Oh darn it...why do people hate me?

 

[flyingpig]

Wait how does the "tolerance" relate to the 62μF?

 

[flyingpig]

It's over for me. Thanks for helping me anyways (and always!) Sammy, I don't know what I'll do without this forum

 

[SammyS]

It's over for me. Thanks for helping me anyways (and always!) Sammy, I don't know what I'll do without this forum

What do you mean.

I'm not giving up on you.

You do seem jump to conclusions.

 

[flyingpig]

Sammy, I've learned more about a capacitors in the last two days than ever lol

 

[SammyS]

Wait how does the "tolerance" relate to the 62μF?

Have you learned to read the code on resistors?

The 4th stripe: gold or silver or none mean ±5% or ±10% or ±20% of the specified value of resistance.

 

[flyingpig]

Yeah I have! But i just haven't even thought about that. Wait does that mean resistance = tolerance?

 

[flyingpig]

Although we only did it once...

 

[Antiphon]

You tested a 2200uF capacitor and found it to be 2262uF?

Get the manufacturer's name and part number off the side of the capacitor. Enter it into a search engine and pull up the data sheet for it. Find the specification called "tolerance" expressed as a +/- percentage. Most capacitors are either 5, 10 or 20 percent.

It would seem your capacitor is ok.

Edit: oops. I made a stale post. Tge tolerance issue is addressed.

 

[flyingpig]

It is a "nichicon" 2200uF

Unfortunatly the results thta came up are beyond me...

 

[flyingpig]

Never mind I think it's these

http://www.alibaba.com/product-gs/392084482/NICHICON_10v_2200UF_Aluminum_Capacitor_2200uf.html

 

[flyingpig]

Can I just ask one last question? If the tolerance level were lower, would that have make my data better?

 

[SammyS]

Can I just ask one last question? If the tolerance level were lower, would that have make my data better?

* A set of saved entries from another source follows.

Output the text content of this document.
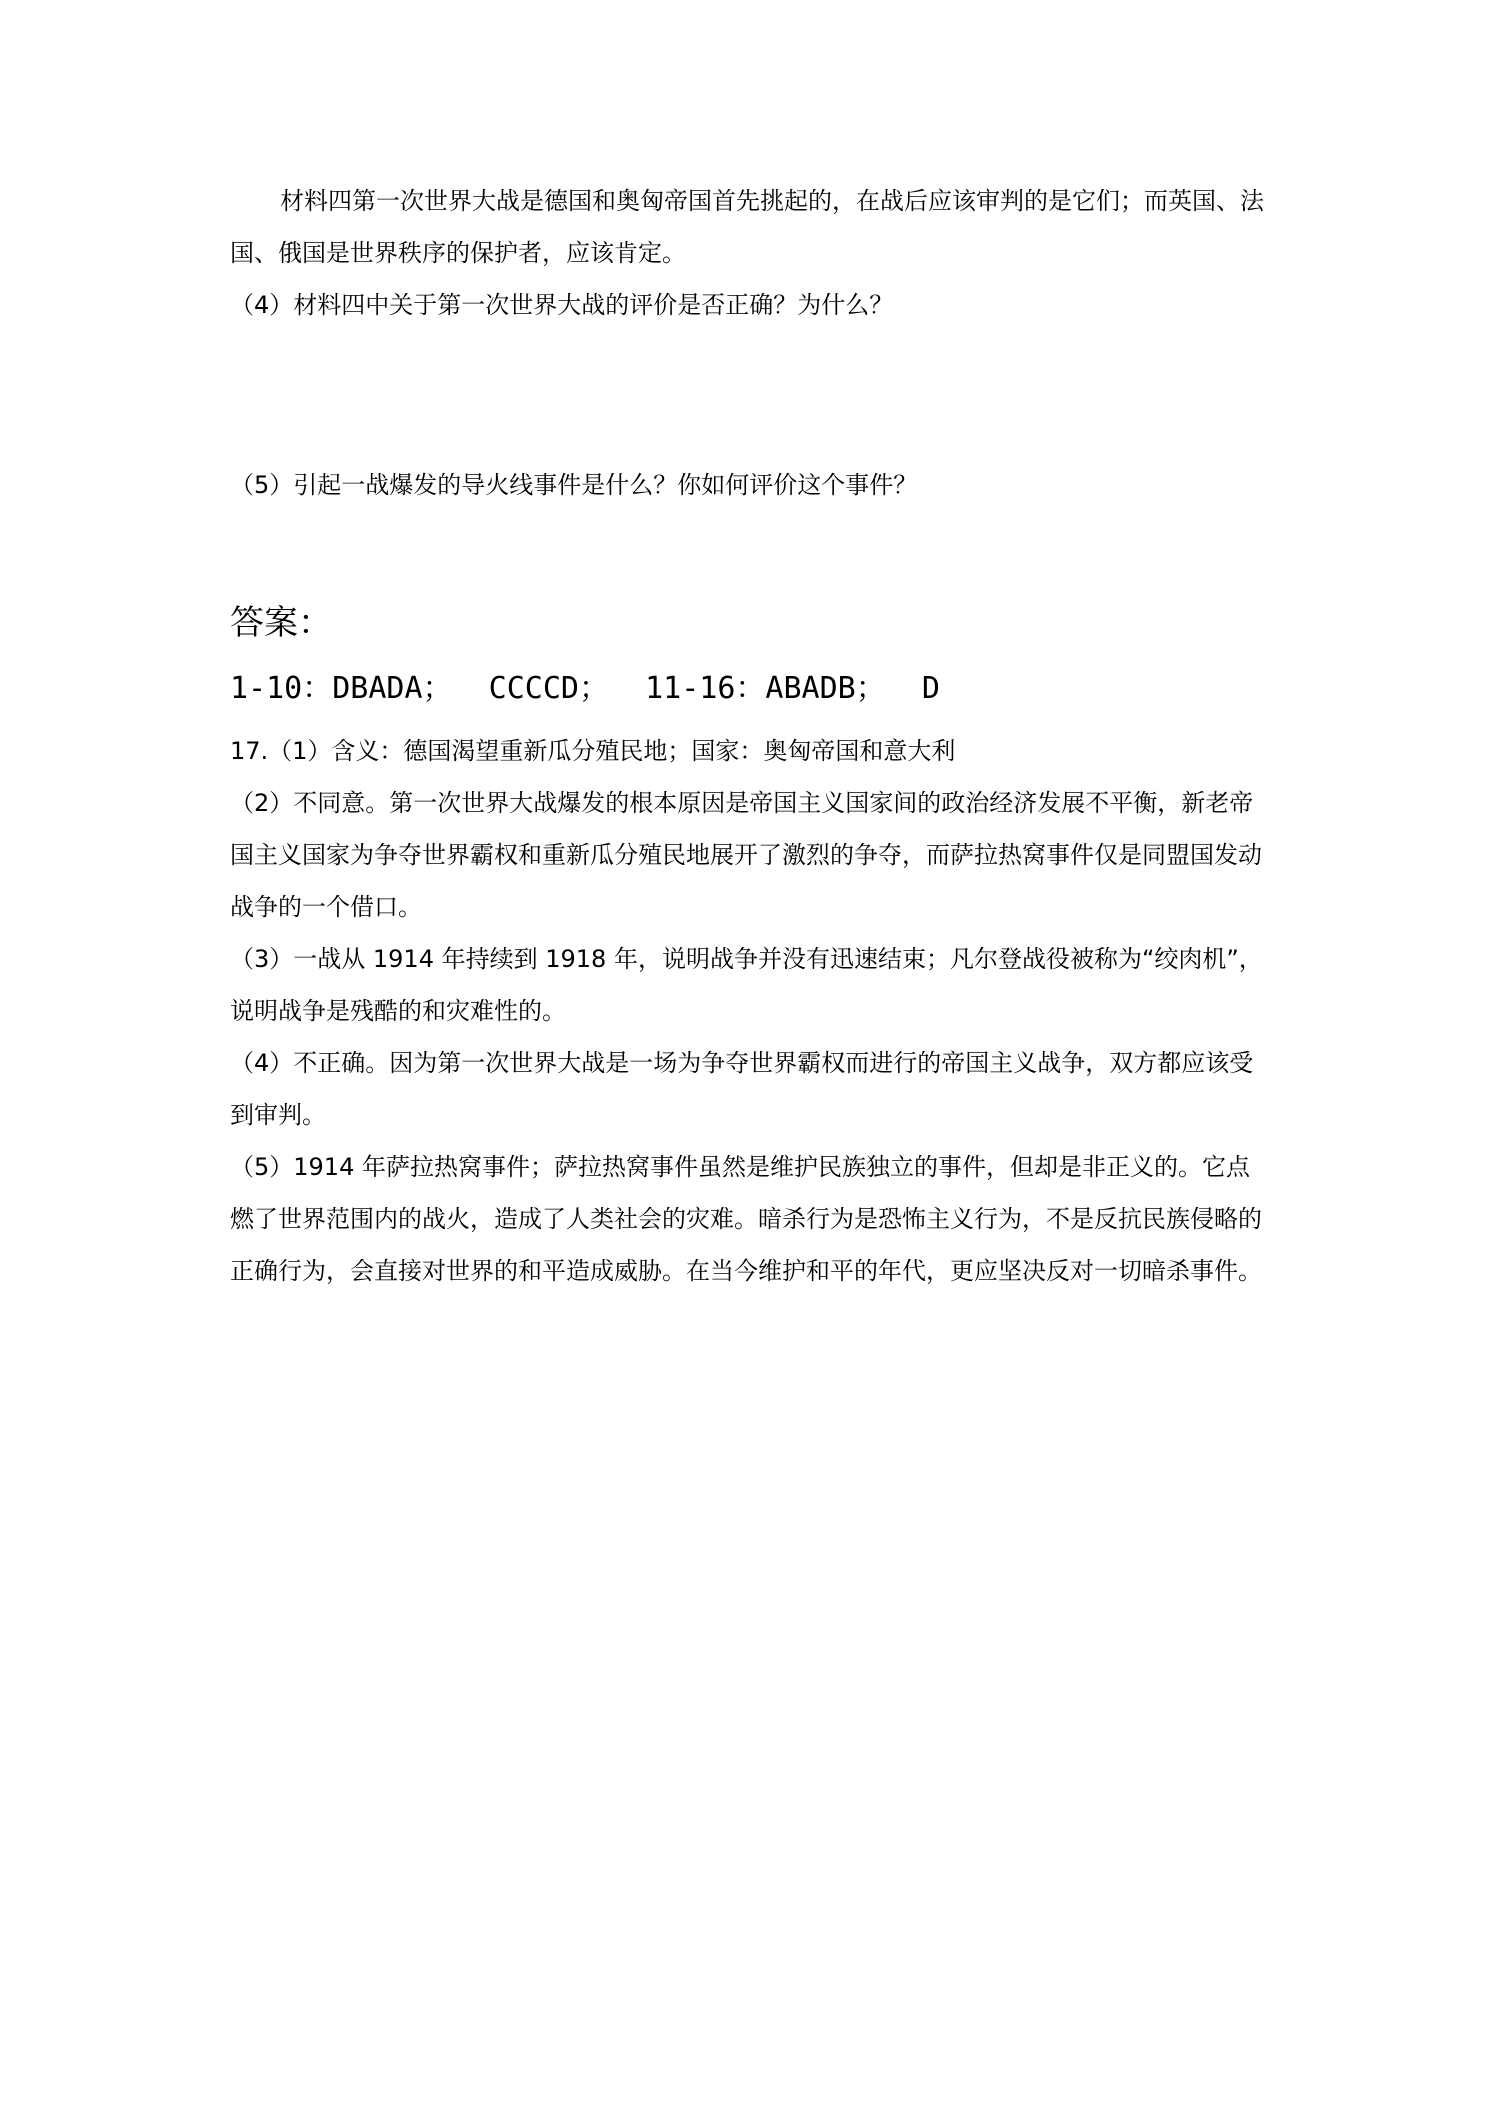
材料四第一次世界大战是德国和奥匈帝国首先挑起的，在战后应该审判的是它们；而英国、法国、俄国是世界秩序的保护者，应该肯定。

（4）材料四中关于第一次世界大战的评价是否正确？为什么？

（5）引起一战爆发的导火线事件是什么？你如何评价这个事件？

答案：

1-10：DBADA；  CCCCD；  11-16：ABADB；  D

17.（1）含义：德国渴望重新瓜分殖民地；国家：奥匈帝国和意大利

（2）不同意。第一次世界大战爆发的根本原因是帝国主义国家间的政治经济发展不平衡，新老帝国主义国家为争夺世界霸权和重新瓜分殖民地展开了激烈的争夺，而萨拉热窝事件仅是同盟国发动战争的一个借口。

（3）一战从 1914 年持续到 1918 年，说明战争并没有迅速结束；凡尔登战役被称为“绞肉机”，说明战争是残酷的和灾难性的。

（4）不正确。因为第一次世界大战是一场为争夺世界霸权而进行的帝国主义战争，双方都应该受到审判。

（5）1914 年萨拉热窝事件；萨拉热窝事件虽然是维护民族独立的事件，但却是非正义的。它点燃了世界范围内的战火，造成了人类社会的灾难。暗杀行为是恐怖主义行为，不是反抗民族侵略的正确行为，会直接对世界的和平造成威胁。在当今维护和平的年代，更应坚决反对一切暗杀事件。
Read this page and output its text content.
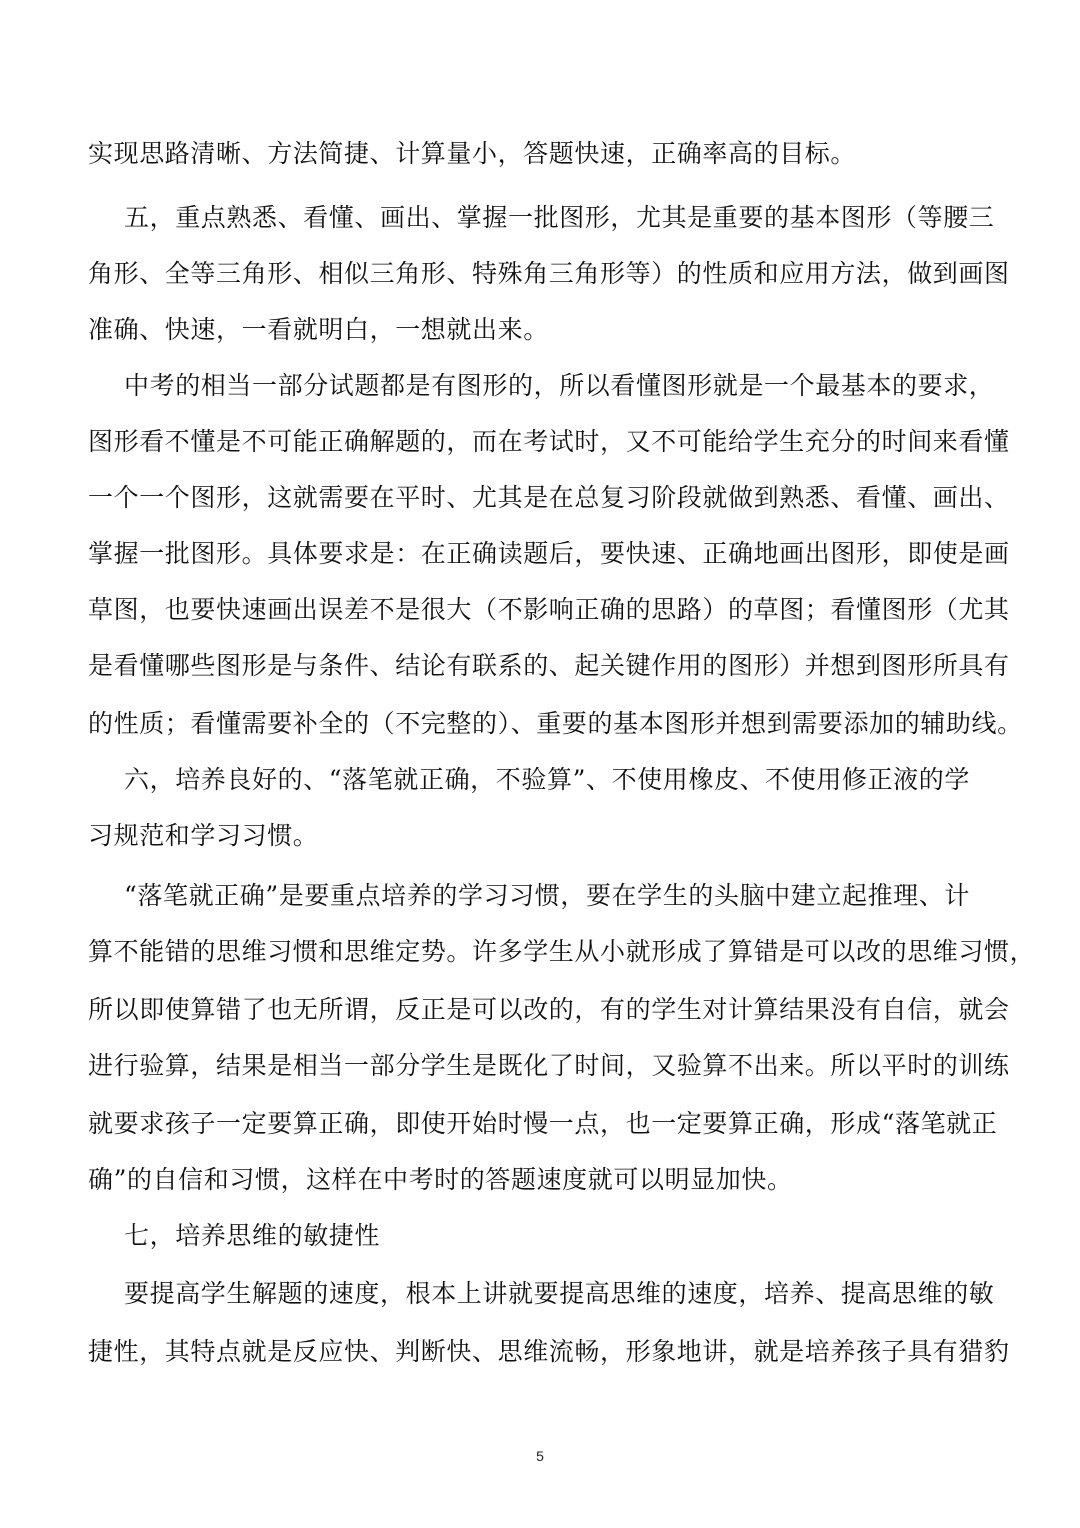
实现思路清晰、方法简捷、计算量小，答题快速，正确率高的目标。
五，重点熟悉、看懂、画出、掌握一批图形，尤其是重要的基本图形（等腰三
角形、全等三角形、相似三角形、特殊角三角形等）的性质和应用方法，做到画图
准确、快速，一看就明白，一想就出来。
中考的相当一部分试题都是有图形的，所以看懂图形就是一个最基本的要求，
图形看不懂是不可能正确解题的，而在考试时，又不可能给学生充分的时间来看懂
一个一个图形，这就需要在平时、尤其是在总复习阶段就做到熟悉、看懂、画出、
掌握一批图形。具体要求是：在正确读题后，要快速、正确地画出图形，即使是画
草图，也要快速画出误差不是很大（不影响正确的思路）的草图；看懂图形（尤其
是看懂哪些图形是与条件、结论有联系的、起关键作用的图形）并想到图形所具有
的性质；看懂需要补全的（不完整的）、重要的基本图形并想到需要添加的辅助线。
六，培养良好的、“落笔就正确，不验算”、不使用橡皮、不使用修正液的学
习规范和学习习惯。
“落笔就正确”是要重点培养的学习习惯，要在学生的头脑中建立起推理、计
算不能错的思维习惯和思维定势。许多学生从小就形成了算错是可以改的思维习惯，
所以即使算错了也无所谓，反正是可以改的，有的学生对计算结果没有自信，就会
进行验算，结果是相当一部分学生是既化了时间，又验算不出来。所以平时的训练
就要求孩子一定要算正确，即使开始时慢一点，也一定要算正确，形成“落笔就正
确”的自信和习惯，这样在中考时的答题速度就可以明显加快。
七，培养思维的敏捷性
要提高学生解题的速度，根本上讲就要提高思维的速度，培养、提高思维的敏
捷性，其特点就是反应快、判断快、思维流畅，形象地讲，就是培养孩子具有猎豹
5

Sorry about the delay in answering.

The only way I can think of to determine whether your data were (The word "data" is actually plural.) good or not --- is to measure the capacitance by some other means. You also would need to measure the resistance of the resistor. I'm pretty sure the computer program assumes the resistance was 1 kΩ. I suspect that if the resistance were 1% lower than specified, then the capacitance you determined would be 1% higher than the true capacitance, etc.

When I checked out your link to the capacitor's manufacturer, the tolerance was ±20%.

Your result showed the capacitance to be about 3% higher than the specified value.

All that is beside the point.

If the capacitor AND resistor each had a tolerance of ±1%, then finding the Capacitance to be 3% high MIGHT mean your data were not too good.